In reaction to this surge, the Federal Emergency Management Agency (Fema) announced it would send 1,500 nurses to Florida. Jackson Memorial in Miami was one of the hospitals that received them, as did some facilities in Tampa.

Meanwhile, the Covid-19 outbreak has also crept into the state’s many nursing homes. In the course of one month, infections among nursing home residents have tripled to nearly 5,000 residents, according to state data.

“When you’re dealing with nursing homes and assisted living facilities, you’re dealing with a lot of vulnerable people,” said Dr Joseph Ouslander, a professor of integrated medicine at Florida Atlantic University and a past president of the American Geriatrics Society. “It’s a tinderbox – one person can set the place on fire and kill a lot of people.”

Covid-19 has killed more than 140,000 people in the United States, including 5,300 in Florida. While New York state’s death toll, more than 27,000 people, is likely to be a worst-case scenario, this state has flattened the death rate, where Florida’s has risen by 100 a day for the last week.

“By the time we know about somebody who’s died, that’s a look in the rearview mirror of about five weeks,” said Jason Salemi, an associate professor of epidemiology at the University of South Florida college of public health in Tampa who has tried to push the state to improve data collection. “It’s not current enough to help us very much.

“Plus deaths are only the tip of the iceberg in terms of the negative outcomes that could happen,” said Salemi. They do not capture people suffering from the recently recognized long-tail effects of Covid-19. “People who have had Covid-19 two or three months ago are still experiencing a lot of adverse signs and symptoms, like difficulty breathing and fatigue.”

At the same time, restrictions on social activities in Florida are meek compared with north-eastern states. There is no statewide mandate to wear masks in public. In at least one hard-hit county, people can still eat inside at bars. Air-conditioned restaurant dining rooms are open, albeit at half capacity. Gyms, museums and retail stores are open. By comparison, gyms, museums and indoor dining are still closed in New York City, despite its far firmer grip on the outbreak there.

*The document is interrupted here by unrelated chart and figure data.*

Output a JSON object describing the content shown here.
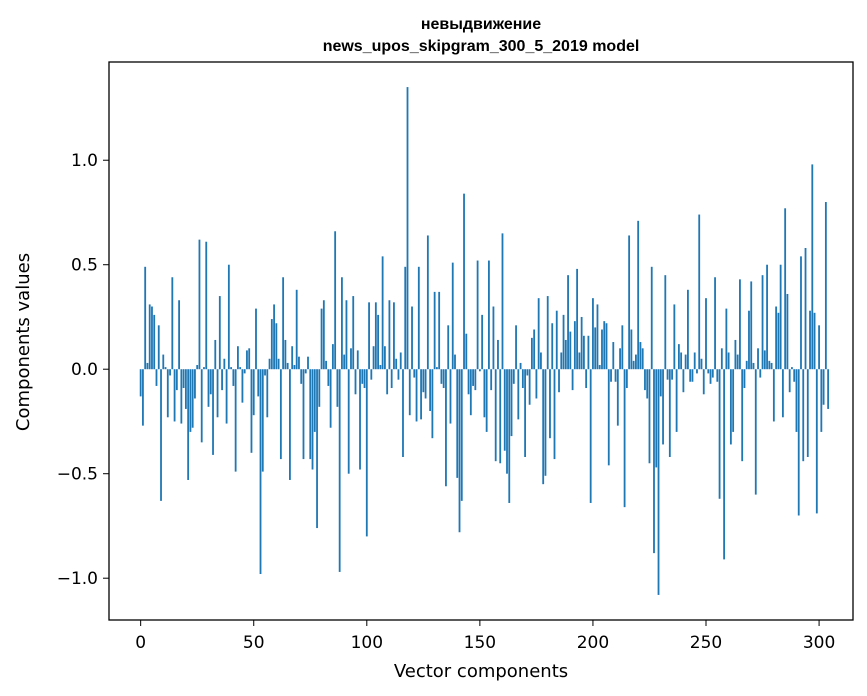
{
  "chart_data": {
    "type": "bar",
    "title_line1": "невыдвижение",
    "title_line2": "news_upos_skipgram_300_5_2019 model",
    "xlabel": "Vector components",
    "ylabel": "Components values",
    "xlim": [
      -14,
      315
    ],
    "ylim": [
      -1.2,
      1.47
    ],
    "xticks": [
      0,
      50,
      100,
      150,
      200,
      250,
      300
    ],
    "yticks": [
      -1.0,
      -0.5,
      0.0,
      0.5,
      1.0
    ],
    "ytick_labels": [
      "−1.0",
      "−0.5",
      "0.0",
      "0.5",
      "1.0"
    ],
    "color": "#1f77b4",
    "values": [
      -0.13,
      -0.27,
      0.49,
      0.03,
      0.31,
      0.3,
      0.26,
      -0.08,
      0.21,
      -0.63,
      0.07,
      0.01,
      -0.23,
      -0.03,
      0.44,
      -0.25,
      -0.1,
      0.33,
      -0.26,
      -0.09,
      -0.19,
      -0.53,
      -0.3,
      -0.28,
      -0.14,
      0.02,
      0.62,
      -0.35,
      0.01,
      0.61,
      -0.18,
      -0.12,
      -0.41,
      0.14,
      -0.23,
      0.35,
      -0.1,
      0.05,
      -0.26,
      0.5,
      0.01,
      -0.08,
      -0.49,
      0.11,
      0.01,
      -0.16,
      -0.02,
      0.09,
      0.1,
      -0.4,
      -0.22,
      0.29,
      -0.13,
      -0.98,
      -0.49,
      -0.03,
      -0.23,
      0.05,
      0.24,
      0.31,
      0.22,
      0.05,
      -0.43,
      0.44,
      0.14,
      0.03,
      -0.53,
      0.11,
      0.02,
      0.38,
      0.06,
      -0.07,
      -0.43,
      -0.02,
      0.06,
      -0.43,
      -0.48,
      -0.3,
      -0.76,
      -0.18,
      0.29,
      0.33,
      0.04,
      -0.08,
      -0.28,
      0.12,
      0.66,
      -0.18,
      -0.97,
      0.44,
      0.07,
      0.33,
      -0.5,
      0.1,
      0.35,
      -0.12,
      0.09,
      -0.48,
      -0.07,
      -0.09,
      -0.8,
      0.32,
      -0.05,
      0.11,
      0.32,
      0.26,
      0.02,
      0.54,
      0.11,
      -0.12,
      0.33,
      -0.09,
      0.32,
      0.05,
      -0.05,
      0.08,
      -0.42,
      0.49,
      1.35,
      -0.22,
      0.3,
      -0.04,
      -0.25,
      0.49,
      -0.24,
      -0.11,
      -0.14,
      0.64,
      -0.2,
      -0.33,
      0.37,
      0.01,
      0.37,
      -0.07,
      -0.09,
      -0.56,
      0.21,
      -0.26,
      0.51,
      0.07,
      -0.52,
      -0.78,
      -0.63,
      0.84,
      0.17,
      -0.12,
      -0.22,
      -0.08,
      -0.1,
      0.52,
      -0.01,
      0.26,
      -0.23,
      -0.3,
      0.52,
      -0.1,
      0.3,
      -0.44,
      0.14,
      -0.45,
      0.65,
      -0.39,
      -0.5,
      -0.64,
      -0.32,
      -0.07,
      0.21,
      -0.24,
      0.03,
      -0.09,
      -0.42,
      -0.03,
      -0.17,
      0.15,
      0.19,
      -0.14,
      0.34,
      0.08,
      -0.55,
      -0.51,
      0.35,
      -0.33,
      0.22,
      -0.43,
      0.28,
      -0.11,
      0.08,
      0.26,
      0.14,
      0.45,
      0.18,
      -0.1,
      0.23,
      0.48,
      0.08,
      0.25,
      0.16,
      -0.09,
      0.16,
      -0.64,
      0.34,
      0.2,
      0.31,
      0.02,
      0.19,
      0.23,
      0.22,
      -0.46,
      -0.06,
      0.13,
      -0.06,
      -0.27,
      0.1,
      0.21,
      -0.66,
      -0.09,
      0.64,
      0.19,
      0.04,
      0.07,
      0.71,
      0.13,
      0.1,
      -0.1,
      -0.14,
      -0.45,
      0.49,
      -0.88,
      -0.47,
      -1.08,
      -0.13,
      -0.36,
      0.45,
      -0.05,
      -0.42,
      -0.05,
      0.31,
      -0.3,
      0.12,
      0.08,
      -0.11,
      0.07,
      0.38,
      -0.06,
      -0.06,
      0.08,
      -0.02,
      0.74,
      0.05,
      -0.12,
      0.34,
      -0.02,
      -0.07,
      -0.04,
      0.44,
      -0.06,
      -0.62,
      0.1,
      -0.91,
      0.29,
      0.08,
      -0.36,
      -0.3,
      0.14,
      0.07,
      0.43,
      -0.44,
      -0.09,
      0.04,
      0.28,
      0.42,
      0.03,
      -0.6,
      0.1,
      -0.04,
      0.45,
      0.09,
      0.5,
      0.04,
      0.03,
      -0.25,
      0.3,
      0.27,
      0.5,
      -0.23,
      0.77,
      0.36,
      -0.11,
      0.01,
      -0.06,
      -0.3,
      -0.7,
      0.54,
      -0.44,
      0.58,
      -0.42,
      0.28,
      0.98,
      0.27,
      -0.69,
      0.21,
      -0.3,
      -0.17,
      0.8,
      -0.19
    ]
  }
}
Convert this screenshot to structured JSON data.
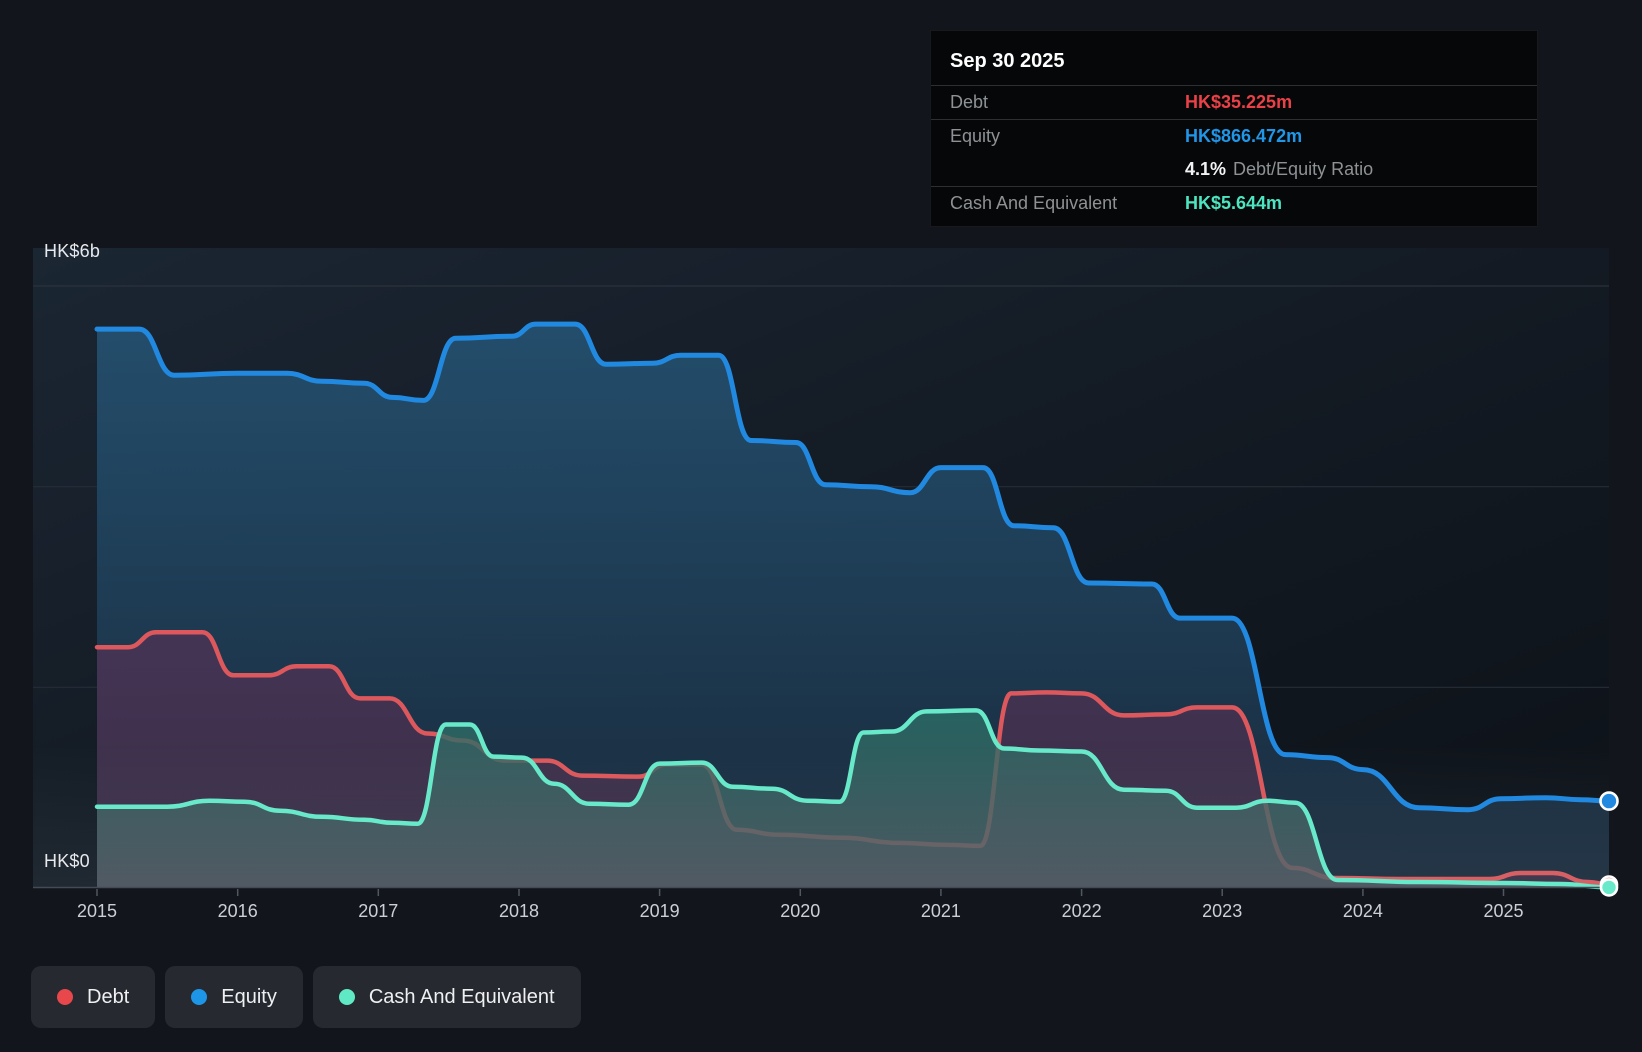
{
  "axis": {
    "y_top_label": "HK$6b",
    "y_bottom_label": "HK$0",
    "x_ticks": [
      "2015",
      "2016",
      "2017",
      "2018",
      "2019",
      "2020",
      "2021",
      "2022",
      "2023",
      "2024",
      "2025"
    ]
  },
  "colors": {
    "debt": "#ea4048",
    "equity": "#2196e8",
    "cash": "#4ce5c0",
    "debt_line": "#dd585c",
    "equity_line": "#2189e0",
    "cash_line": "#68e9c9",
    "tooltip_bg": "#050708",
    "legend_chip_bg": "#26292f"
  },
  "tooltip": {
    "date": "Sep 30 2025",
    "debt_label": "Debt",
    "debt_value": "HK$35.225m",
    "equity_label": "Equity",
    "equity_value": "HK$866.472m",
    "ratio_value": "4.1%",
    "ratio_label": "Debt/Equity Ratio",
    "cash_label": "Cash And Equivalent",
    "cash_value": "HK$5.644m"
  },
  "legend": {
    "items": [
      {
        "label": "Debt",
        "color": "#e8474b"
      },
      {
        "label": "Equity",
        "color": "#1e96e8"
      },
      {
        "label": "Cash And Equivalent",
        "color": "#5fe9c5"
      }
    ]
  },
  "chart_data": {
    "type": "area",
    "unit": "HK$ billions",
    "x_range": [
      2015,
      2025.75
    ],
    "y_range": [
      0,
      6
    ],
    "y_gridlines_b": [
      6,
      4,
      2,
      0
    ],
    "grid": true,
    "legend_position": "bottom-left",
    "series": [
      {
        "name": "Equity",
        "color": "#2189e0",
        "fill_top": "#24506f",
        "fill_bottom": "#192a3c",
        "fill_opacity": 0.95,
        "points": [
          [
            2015.0,
            5.57
          ],
          [
            2015.3,
            5.57
          ],
          [
            2015.55,
            5.11
          ],
          [
            2016.0,
            5.13
          ],
          [
            2016.35,
            5.13
          ],
          [
            2016.6,
            5.05
          ],
          [
            2016.9,
            5.03
          ],
          [
            2017.1,
            4.89
          ],
          [
            2017.32,
            4.86
          ],
          [
            2017.55,
            5.48
          ],
          [
            2017.95,
            5.5
          ],
          [
            2018.12,
            5.62
          ],
          [
            2018.4,
            5.62
          ],
          [
            2018.62,
            5.22
          ],
          [
            2018.95,
            5.23
          ],
          [
            2019.15,
            5.31
          ],
          [
            2019.42,
            5.31
          ],
          [
            2019.65,
            4.46
          ],
          [
            2019.97,
            4.44
          ],
          [
            2020.18,
            4.02
          ],
          [
            2020.5,
            4.0
          ],
          [
            2020.78,
            3.94
          ],
          [
            2021.0,
            4.19
          ],
          [
            2021.3,
            4.19
          ],
          [
            2021.52,
            3.61
          ],
          [
            2021.8,
            3.59
          ],
          [
            2022.05,
            3.04
          ],
          [
            2022.5,
            3.03
          ],
          [
            2022.7,
            2.69
          ],
          [
            2023.07,
            2.69
          ],
          [
            2023.45,
            1.33
          ],
          [
            2023.75,
            1.3
          ],
          [
            2024.0,
            1.18
          ],
          [
            2024.4,
            0.8
          ],
          [
            2024.75,
            0.78
          ],
          [
            2024.98,
            0.89
          ],
          [
            2025.3,
            0.9
          ],
          [
            2025.55,
            0.88
          ],
          [
            2025.75,
            0.866
          ]
        ]
      },
      {
        "name": "Debt",
        "color": "#dd585c",
        "fill_top": "#5f3158",
        "fill_bottom": "#4c3049",
        "fill_opacity": 0.6,
        "points": [
          [
            2015.0,
            2.4
          ],
          [
            2015.22,
            2.4
          ],
          [
            2015.42,
            2.55
          ],
          [
            2015.75,
            2.55
          ],
          [
            2015.97,
            2.12
          ],
          [
            2016.22,
            2.12
          ],
          [
            2016.42,
            2.21
          ],
          [
            2016.65,
            2.21
          ],
          [
            2016.87,
            1.89
          ],
          [
            2017.08,
            1.89
          ],
          [
            2017.35,
            1.54
          ],
          [
            2017.6,
            1.47
          ],
          [
            2017.9,
            1.27
          ],
          [
            2018.2,
            1.27
          ],
          [
            2018.45,
            1.12
          ],
          [
            2018.85,
            1.11
          ],
          [
            2019.05,
            1.23
          ],
          [
            2019.3,
            1.23
          ],
          [
            2019.55,
            0.58
          ],
          [
            2019.85,
            0.53
          ],
          [
            2020.3,
            0.5
          ],
          [
            2020.7,
            0.45
          ],
          [
            2021.05,
            0.43
          ],
          [
            2021.28,
            0.42
          ],
          [
            2021.5,
            1.94
          ],
          [
            2021.75,
            1.95
          ],
          [
            2022.0,
            1.94
          ],
          [
            2022.3,
            1.72
          ],
          [
            2022.6,
            1.73
          ],
          [
            2022.82,
            1.8
          ],
          [
            2023.07,
            1.8
          ],
          [
            2023.5,
            0.2
          ],
          [
            2023.8,
            0.1
          ],
          [
            2024.3,
            0.09
          ],
          [
            2024.9,
            0.09
          ],
          [
            2025.12,
            0.15
          ],
          [
            2025.35,
            0.15
          ],
          [
            2025.6,
            0.06
          ],
          [
            2025.75,
            0.035
          ]
        ]
      },
      {
        "name": "Cash And Equivalent",
        "color": "#68e9c9",
        "fill_top": "#2a6e66",
        "fill_bottom": "#4e5a60",
        "fill_opacity": 0.8,
        "points": [
          [
            2015.0,
            0.81
          ],
          [
            2015.5,
            0.81
          ],
          [
            2015.8,
            0.87
          ],
          [
            2016.05,
            0.86
          ],
          [
            2016.3,
            0.77
          ],
          [
            2016.6,
            0.71
          ],
          [
            2016.9,
            0.68
          ],
          [
            2017.1,
            0.65
          ],
          [
            2017.28,
            0.64
          ],
          [
            2017.48,
            1.63
          ],
          [
            2017.65,
            1.63
          ],
          [
            2017.82,
            1.31
          ],
          [
            2018.02,
            1.3
          ],
          [
            2018.25,
            1.04
          ],
          [
            2018.5,
            0.84
          ],
          [
            2018.78,
            0.83
          ],
          [
            2019.0,
            1.24
          ],
          [
            2019.3,
            1.25
          ],
          [
            2019.52,
            1.01
          ],
          [
            2019.8,
            0.99
          ],
          [
            2020.05,
            0.87
          ],
          [
            2020.28,
            0.86
          ],
          [
            2020.45,
            1.55
          ],
          [
            2020.65,
            1.56
          ],
          [
            2020.9,
            1.76
          ],
          [
            2021.25,
            1.77
          ],
          [
            2021.45,
            1.39
          ],
          [
            2021.7,
            1.37
          ],
          [
            2022.0,
            1.36
          ],
          [
            2022.3,
            0.98
          ],
          [
            2022.6,
            0.97
          ],
          [
            2022.82,
            0.8
          ],
          [
            2023.1,
            0.8
          ],
          [
            2023.32,
            0.87
          ],
          [
            2023.52,
            0.85
          ],
          [
            2023.82,
            0.08
          ],
          [
            2024.4,
            0.06
          ],
          [
            2025.0,
            0.05
          ],
          [
            2025.4,
            0.04
          ],
          [
            2025.75,
            0.006
          ]
        ]
      }
    ]
  }
}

“The absolute social irresponsibility of people … is causing the problem,” Ouslander said. “People have to be looked in the eye and told, ‘It’s true – we understand the mask is uncomfortable, social distancing is difficult, we understand that, and we understand you have a very low risk of getting sick, but you could infect other people and kill them.’”

People in Florida at the beach. As virus surges, younger people account for a high percent of new cases.



People in Florida at the beach. As virus surges, younger people account for a high percentage of new cases. Photograph: Michele Eve Sandberg/Rex/Shutterstock

Not everyone agrees people are being irresponsible. Ouslander also believes Florida officials made a “reasonable effort” to keep people safe. And nurse Martin Peebles, who works at Largo medical center, said he believes people in his neighborhood are making an effort to be careful and wear masks.

Even as Supino and his colleagues struggle through the day-to-day – trying to prop each other up – he empathizes with Floridians.

“This is difficult for everyone,” Supinon said. “I don’t want to gloss over the economic impact … Even if they aren’t getting sick, to have your livelihood torn away from you by this virus is saddening.”

But there is evidence, despite Governor DeSantis’s best efforts, that reopening while the virus surges will not improve the economy. On Thursday, Florida posted the largest single-week increase in unemployment claims nationally, with more than 65,000 seeking unemployment benefits.

“I definitely understand this desire people have to kind of move on and reopen,” he said, “but it’s so difficult to have a healthy economy when people are sick.”